Tuesday, September 22, 2020

METODE PENGUKURAN KINERJA

Menurut Wibowo (2008), kinerja memiliki pengertian yang berasal dari kata performance. Pengertian dari performance yaitu hasil kerja ataupun prestasi kerja. Namun, kinerja sesungguhnya memiliki pengerian yang lebih luas, tidak hanya hasil kerja, tetapi juga bagaimana suatu proses kerja berlangsung hingga memberikan suatu hasil. Armstrong dan Baron dalam Wibowo (2008) pun menyatakan pendapata bahwa kinerja merupakan hasil pekerjaan yang mempunyai hubungan dengan tujuan strategis organisasi, kepuasan konsumen dan memberikan kontribusi pada ekonomi. Kinerja memiliki dua dimensi, yaitu (i) indicator yang berkaitan dengan pertumbuhan dalam bisnis yang ada dan (ii) indicator yang berkaitan dengan posisi perusahaan di masa akan datang.

Pengukuran kinerja (performance measurement) adalah suatu proses penilaian peningkatan pekerjaan terhadap tujuan dan sasaran yang telah ditentukan sebelumnya oleh perusahaan. Stefan Tangen dalam Engelbert Christian (2010) menyatakan bahwa sistem pengukuran kinerja yang baik adalah sekumpulan ukuran kinerja yang menyediakan perusahaan dengan informasi yang berguna sehingga membantu mengelola, mengontrol, merencanakan dan melaksanakan aktivitas-aktivitas yang dilakukan oleh perusahaan. Berikut ini terdapat beberapa metode pengukuran kinerja.
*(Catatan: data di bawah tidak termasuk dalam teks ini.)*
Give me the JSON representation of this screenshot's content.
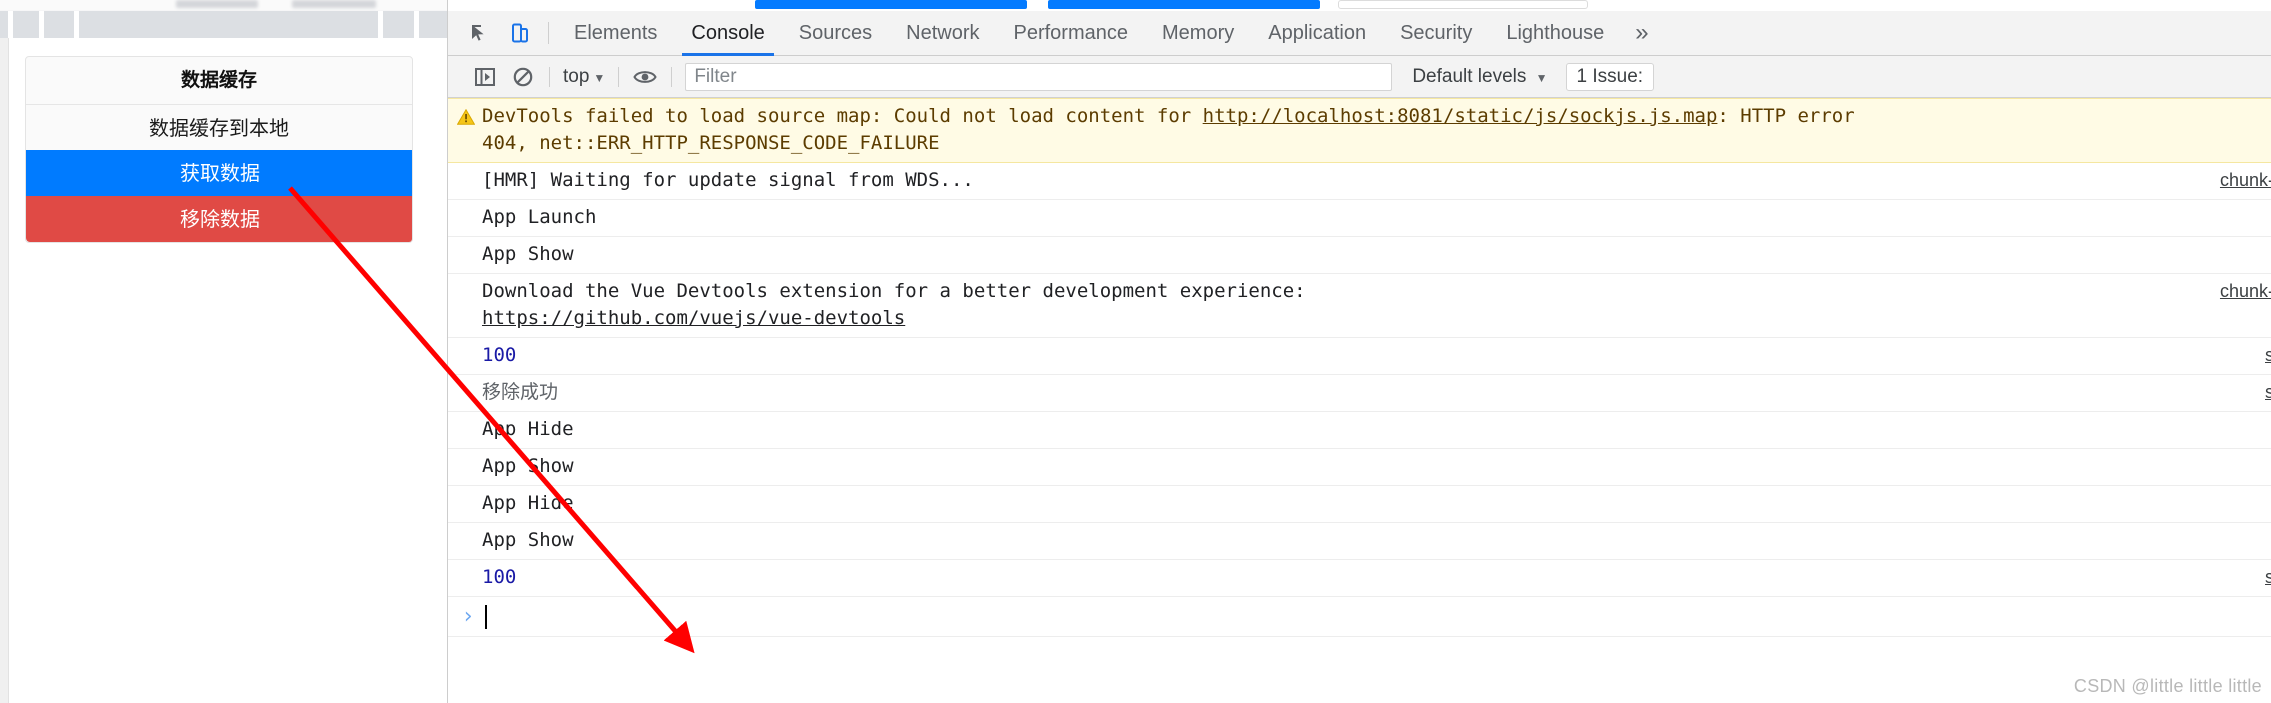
{
  "page": {
    "card_title": "数据缓存",
    "list_item": "数据缓存到本地",
    "primary_button": "获取数据",
    "danger_button": "移除数据",
    "primary_color": "#007bff",
    "danger_color": "#e04a45"
  },
  "devtools": {
    "tabs": [
      {
        "label": "Elements",
        "active": false
      },
      {
        "label": "Console",
        "active": true
      },
      {
        "label": "Sources",
        "active": false
      },
      {
        "label": "Network",
        "active": false
      },
      {
        "label": "Performance",
        "active": false
      },
      {
        "label": "Memory",
        "active": false
      },
      {
        "label": "Application",
        "active": false
      },
      {
        "label": "Security",
        "active": false
      },
      {
        "label": "Lighthouse",
        "active": false
      }
    ],
    "more_label": "»",
    "icons": {
      "inspect": "inspect-element-icon",
      "device": "device-toolbar-icon",
      "sidebar": "console-sidebar-icon",
      "clear": "clear-console-icon",
      "eye": "live-expression-icon"
    },
    "filterbar": {
      "context": "top",
      "context_caret": "▼",
      "filter_placeholder": "Filter",
      "filter_value": "",
      "levels": "Default levels",
      "levels_caret": "▼",
      "issues": "1 Issue:"
    },
    "console_rows": [
      {
        "type": "warning",
        "text_before": "DevTools failed to load source map: Could not load content for ",
        "link": "http://localhost:8081/static/js/sockjs.js.map",
        "text_after": ": HTTP error",
        "line2": "404, net::ERR_HTTP_RESPONSE_CODE_FAILURE",
        "source": ""
      },
      {
        "type": "log",
        "text": "[HMR] Waiting for update signal from WDS...",
        "source": "chunk-"
      },
      {
        "type": "log",
        "text": "App Launch",
        "source": ""
      },
      {
        "type": "log",
        "text": "App Show",
        "source": ""
      },
      {
        "type": "log",
        "text": "Download the Vue Devtools extension for a better development experience:",
        "link2": "https://github.com/vuejs/vue-devtools",
        "source": "chunk-"
      },
      {
        "type": "number",
        "text": "100",
        "source": "s"
      },
      {
        "type": "dim",
        "text": "移除成功",
        "source": "s"
      },
      {
        "type": "log",
        "text": "App Hide",
        "source": ""
      },
      {
        "type": "log",
        "text": "App Show",
        "source": ""
      },
      {
        "type": "log",
        "text": "App Hide",
        "source": ""
      },
      {
        "type": "log",
        "text": "App Show",
        "source": ""
      },
      {
        "type": "number",
        "text": "100",
        "source": "s"
      }
    ],
    "prompt": {
      "chevron": "›",
      "value": ""
    },
    "watermark": "CSDN @little little little"
  }
}
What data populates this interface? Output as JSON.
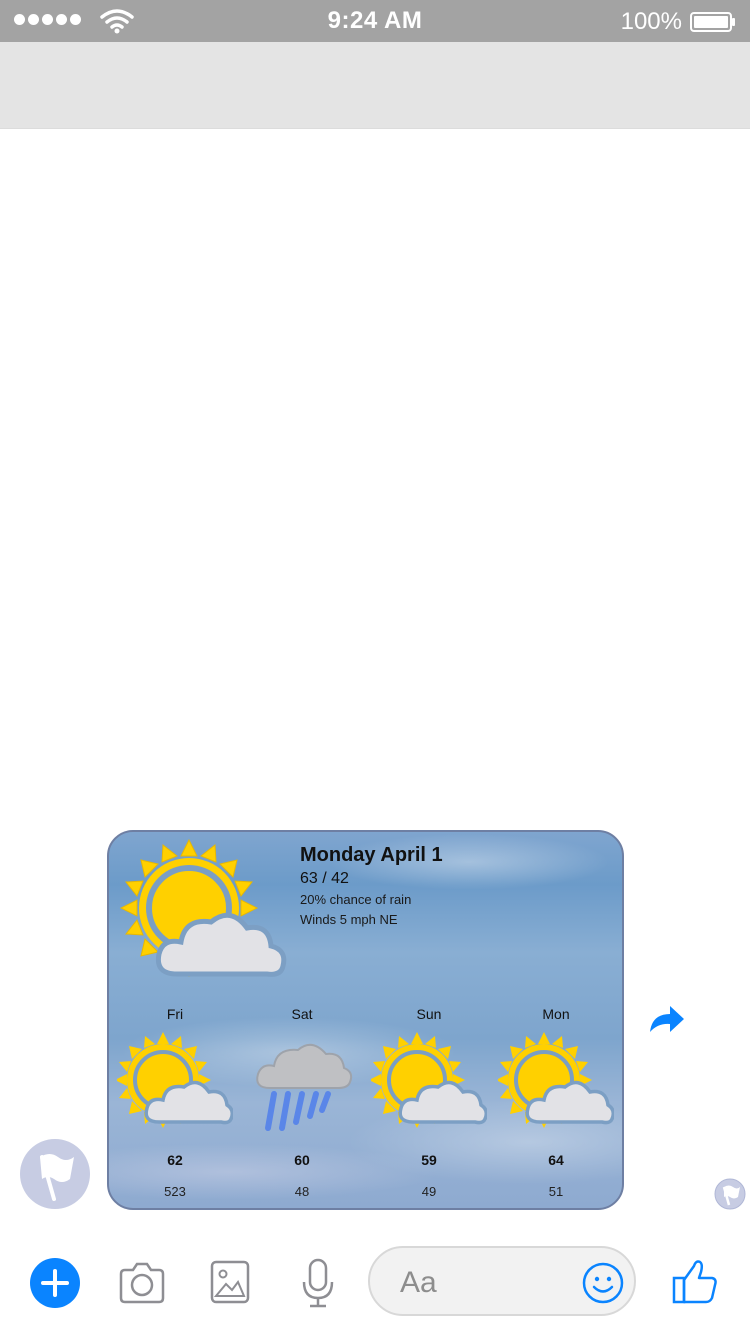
{
  "status_bar": {
    "time": "9:24 AM",
    "battery": "100%"
  },
  "weather_card": {
    "title": "Monday April 1",
    "temps": "63 / 42",
    "rain": "20% chance of rain",
    "winds": "Winds 5 mph NE",
    "main_icon": "partly-cloudy-icon",
    "forecast": [
      {
        "day": "Fri",
        "high": "62",
        "low": "523",
        "icon": "partly-cloudy-icon"
      },
      {
        "day": "Sat",
        "high": "60",
        "low": "48",
        "icon": "rain-cloud-icon"
      },
      {
        "day": "Sun",
        "high": "59",
        "low": "49",
        "icon": "partly-cloudy-icon"
      },
      {
        "day": "Mon",
        "high": "64",
        "low": "51",
        "icon": "partly-cloudy-icon"
      }
    ]
  },
  "composer": {
    "placeholder": "Aa"
  },
  "colors": {
    "accent": "#0a84ff",
    "sun": "#ffd000",
    "card_border": "#6e7fa3"
  }
}
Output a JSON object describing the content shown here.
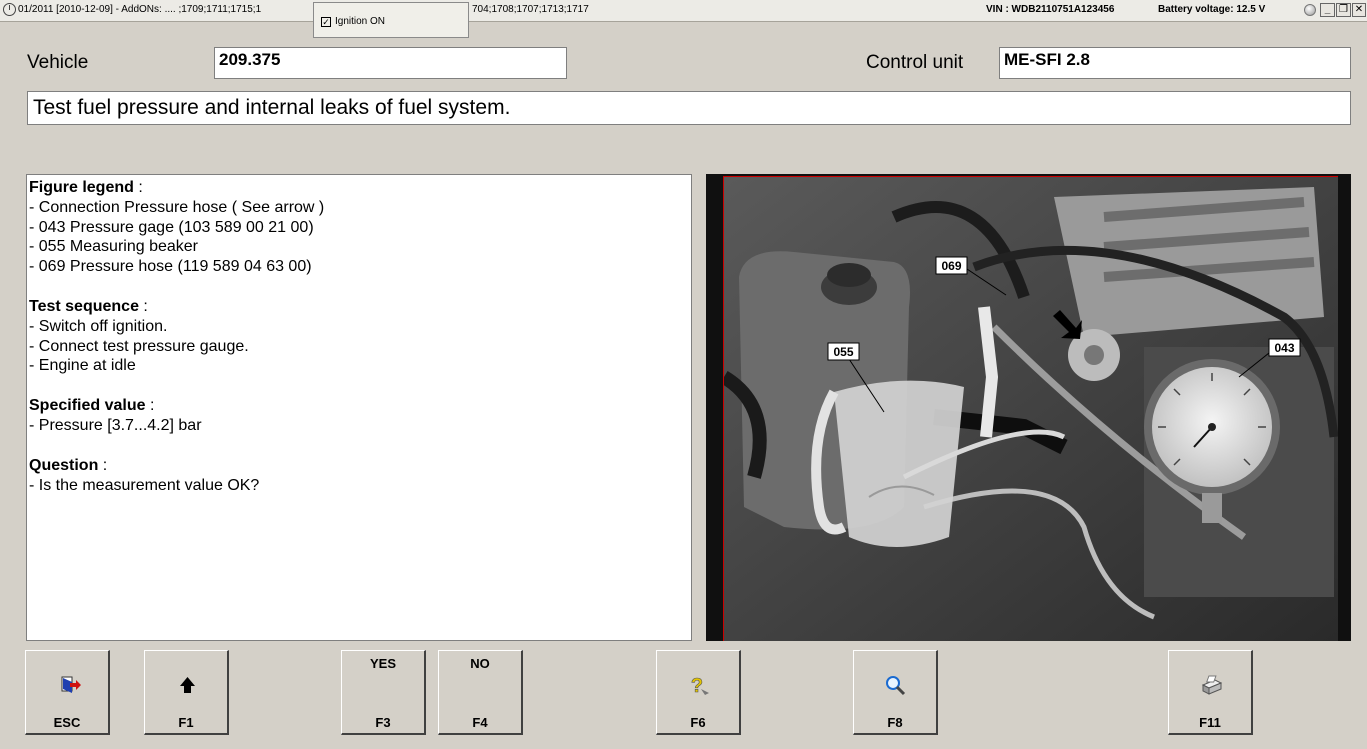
{
  "titlebar": {
    "left_text": "01/2011 [2010-12-09] - AddONs: .... ;1709;1711;1715;1",
    "right_fragment": "704;1708;1707;1713;1717",
    "ignition_label": "Ignition ON",
    "vin": "VIN : WDB2110751A123456",
    "battery": "Battery voltage: 12.5 V",
    "minimize": "_",
    "restore": "❐",
    "close": "✕"
  },
  "vehicle": {
    "label": "Vehicle",
    "value": "209.375"
  },
  "control_unit": {
    "label": "Control unit",
    "value": "ME-SFI 2.8"
  },
  "header": "Test fuel pressure and internal leaks of fuel system.",
  "sections": [
    {
      "title": "Figure legend",
      "items": [
        "- Connection Pressure hose ( See arrow )",
        "- 043 Pressure gage (103 589 00 21 00)",
        "- 055 Measuring beaker",
        "- 069 Pressure hose (119 589 04 63 00)"
      ]
    },
    {
      "title": "Test sequence",
      "items": [
        "- Switch off ignition.",
        "- Connect test pressure gauge.",
        "- Engine at idle"
      ]
    },
    {
      "title": "Specified value",
      "items": [
        "- Pressure [3.7...4.2] bar"
      ]
    },
    {
      "title": "Question",
      "items": [
        "- Is the measurement value OK?"
      ]
    }
  ],
  "section_separator": ":",
  "figure_labels": {
    "l069": "069",
    "l055": "055",
    "l043": "043"
  },
  "fkeys": [
    {
      "key": "ESC",
      "top": "",
      "icon": "exit-door-icon"
    },
    {
      "key": "F1",
      "top": "",
      "icon": "up-arrow-icon"
    },
    {
      "key": "F3",
      "top": "YES",
      "icon": ""
    },
    {
      "key": "F4",
      "top": "NO",
      "icon": ""
    },
    {
      "key": "F6",
      "top": "",
      "icon": "help-question-icon"
    },
    {
      "key": "F8",
      "top": "",
      "icon": "magnifier-icon"
    },
    {
      "key": "F11",
      "top": "",
      "icon": "printer-icon"
    }
  ]
}
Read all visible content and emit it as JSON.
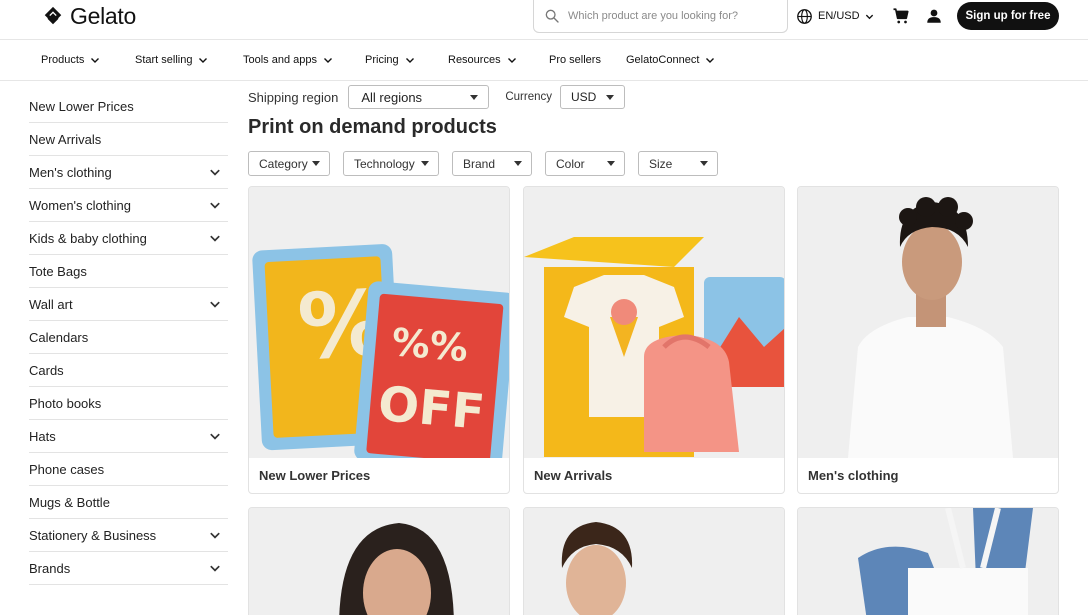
{
  "header": {
    "logo_text": "Gelato",
    "search_placeholder": "Which product are you looking for?",
    "lang_label": "EN/USD",
    "signup_label": "Sign up for free"
  },
  "nav": {
    "items": [
      {
        "label": "Products",
        "has_dropdown": true
      },
      {
        "label": "Start selling",
        "has_dropdown": true
      },
      {
        "label": "Tools and apps",
        "has_dropdown": true
      },
      {
        "label": "Pricing",
        "has_dropdown": true
      },
      {
        "label": "Resources",
        "has_dropdown": true
      },
      {
        "label": "Pro sellers",
        "has_dropdown": false
      },
      {
        "label": "GelatoConnect",
        "has_dropdown": true
      }
    ]
  },
  "sidebar": {
    "items": [
      {
        "label": "New Lower Prices",
        "expandable": false
      },
      {
        "label": "New Arrivals",
        "expandable": false
      },
      {
        "label": "Men's clothing",
        "expandable": true
      },
      {
        "label": "Women's clothing",
        "expandable": true
      },
      {
        "label": "Kids & baby clothing",
        "expandable": true
      },
      {
        "label": "Tote Bags",
        "expandable": false
      },
      {
        "label": "Wall art",
        "expandable": true
      },
      {
        "label": "Calendars",
        "expandable": false
      },
      {
        "label": "Cards",
        "expandable": false
      },
      {
        "label": "Photo books",
        "expandable": false
      },
      {
        "label": "Hats",
        "expandable": true
      },
      {
        "label": "Phone cases",
        "expandable": false
      },
      {
        "label": "Mugs & Bottle",
        "expandable": false
      },
      {
        "label": "Stationery & Business",
        "expandable": true
      },
      {
        "label": "Brands",
        "expandable": true
      }
    ]
  },
  "filters": {
    "shipping_label": "Shipping region",
    "shipping_value": "All regions",
    "currency_label": "Currency",
    "currency_value": "USD"
  },
  "page_title": "Print on demand products",
  "chips": [
    "Category",
    "Technology",
    "Brand",
    "Color",
    "Size"
  ],
  "cards": [
    {
      "caption": "New Lower Prices",
      "image": "sale-frames-image"
    },
    {
      "caption": "New Arrivals",
      "image": "box-apparel-image"
    },
    {
      "caption": "Men's clothing",
      "image": "man-tshirt-image"
    },
    {
      "caption": "",
      "image": "woman-portrait-image"
    },
    {
      "caption": "",
      "image": "kid-portrait-image"
    },
    {
      "caption": "",
      "image": "tote-bag-image"
    }
  ],
  "colors": {
    "brand_dark": "#111111",
    "border": "#e3e3e3",
    "card_bg": "#efefef"
  }
}
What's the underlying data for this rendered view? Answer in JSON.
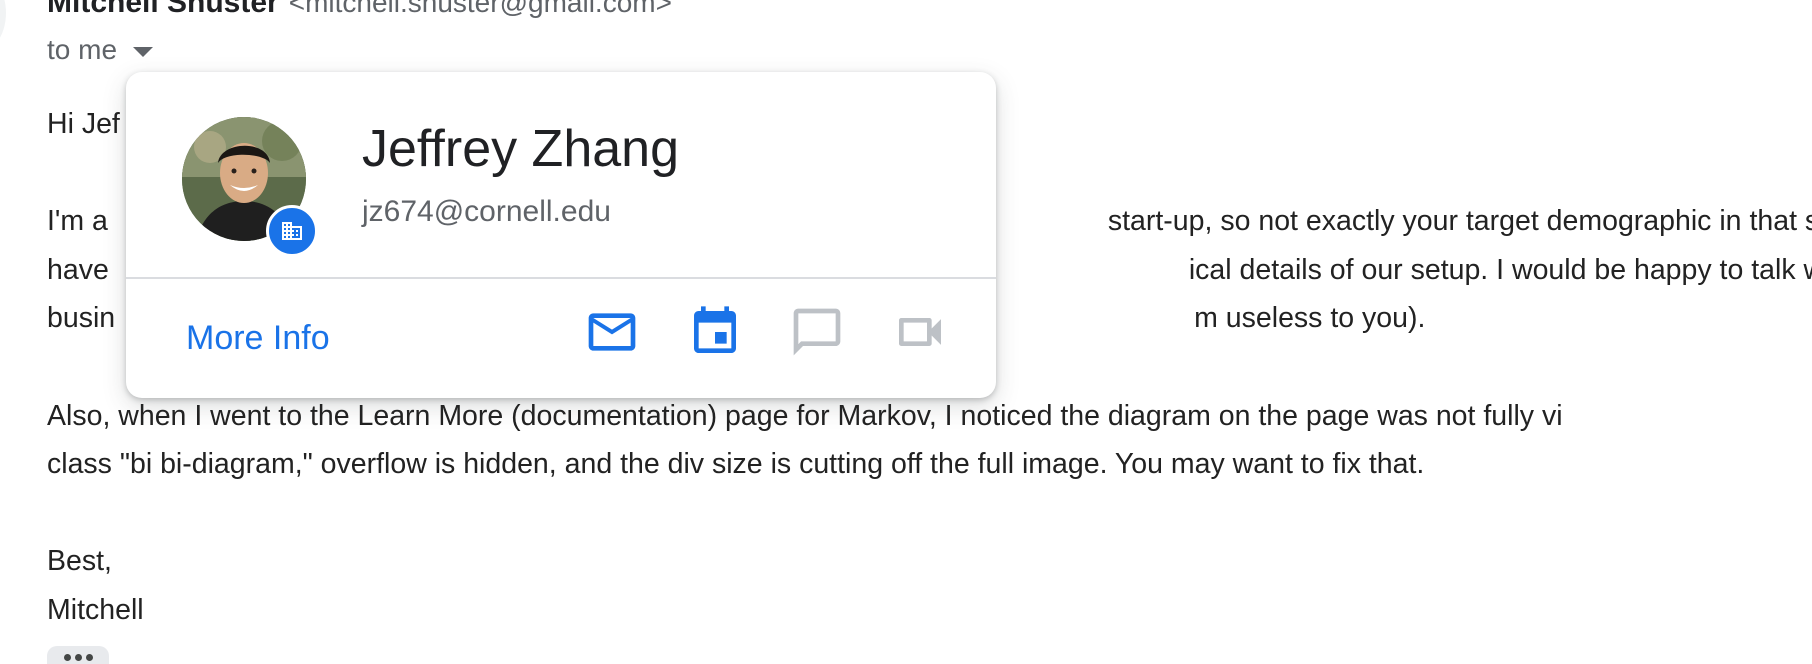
{
  "email": {
    "sender_name": "Mitchell Shuster",
    "sender_email": "<mitchell.shuster@gmail.com>",
    "recipient_line": "to me",
    "greeting": "Hi Jef",
    "paragraph1": [
      "I'm a",
      "have",
      "busin"
    ],
    "paragraph1_right": [
      "start-up, so not exactly your target demographic in that s",
      "ical details of our setup. I would be happy to talk with yo",
      "m useless to you)."
    ],
    "paragraph2": [
      "Also, when I went to the Learn More (documentation) page for Markov, I noticed the diagram on the page was not fully vi",
      "class \"bi bi-diagram,\" overflow is hidden, and the div size is cutting off the full image. You may want to fix that."
    ],
    "signoff": "Best,",
    "signature": "Mitchell"
  },
  "hovercard": {
    "name": "Jeffrey Zhang",
    "email": "jz674@cornell.edu",
    "more_info_label": "More Info",
    "badge_icon": "building-icon",
    "actions": [
      {
        "name": "send-email",
        "icon": "mail-icon",
        "color": "#1a73e8",
        "enabled": true
      },
      {
        "name": "schedule-event",
        "icon": "calendar-icon",
        "color": "#1a73e8",
        "enabled": true
      },
      {
        "name": "chat",
        "icon": "chat-icon",
        "color": "#bdc1c6",
        "enabled": false
      },
      {
        "name": "video-call",
        "icon": "video-icon",
        "color": "#bdc1c6",
        "enabled": false
      }
    ]
  },
  "colors": {
    "accent": "#1a73e8",
    "disabled": "#bdc1c6",
    "text": "#202124",
    "secondary_text": "#5f6368"
  }
}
1. Balanced Scorecard (BSC)

Balanced Scorecard dikembangkan oleh Kaplan (1992) dan Norton (1996) dengan berpandangan kepada empat perspektif., yaitu : (i) perspectif keuangan, (ii) perspektif pelanggan, (iii) perspektif internal, dan (iv) perspektif pembelajaran dan pertumbuhan. BSC bukan merupakan daftar pengukuran statis, melainkan sebuah kerangka logis untuk melaksanakan dan menyelaraskan program-program yang berfokus pada strategi. Scorecard menerjemahkan visi dan strategi unit bisnis ke dalam tujuan dan ukuran di empat perspektif yang berbeda.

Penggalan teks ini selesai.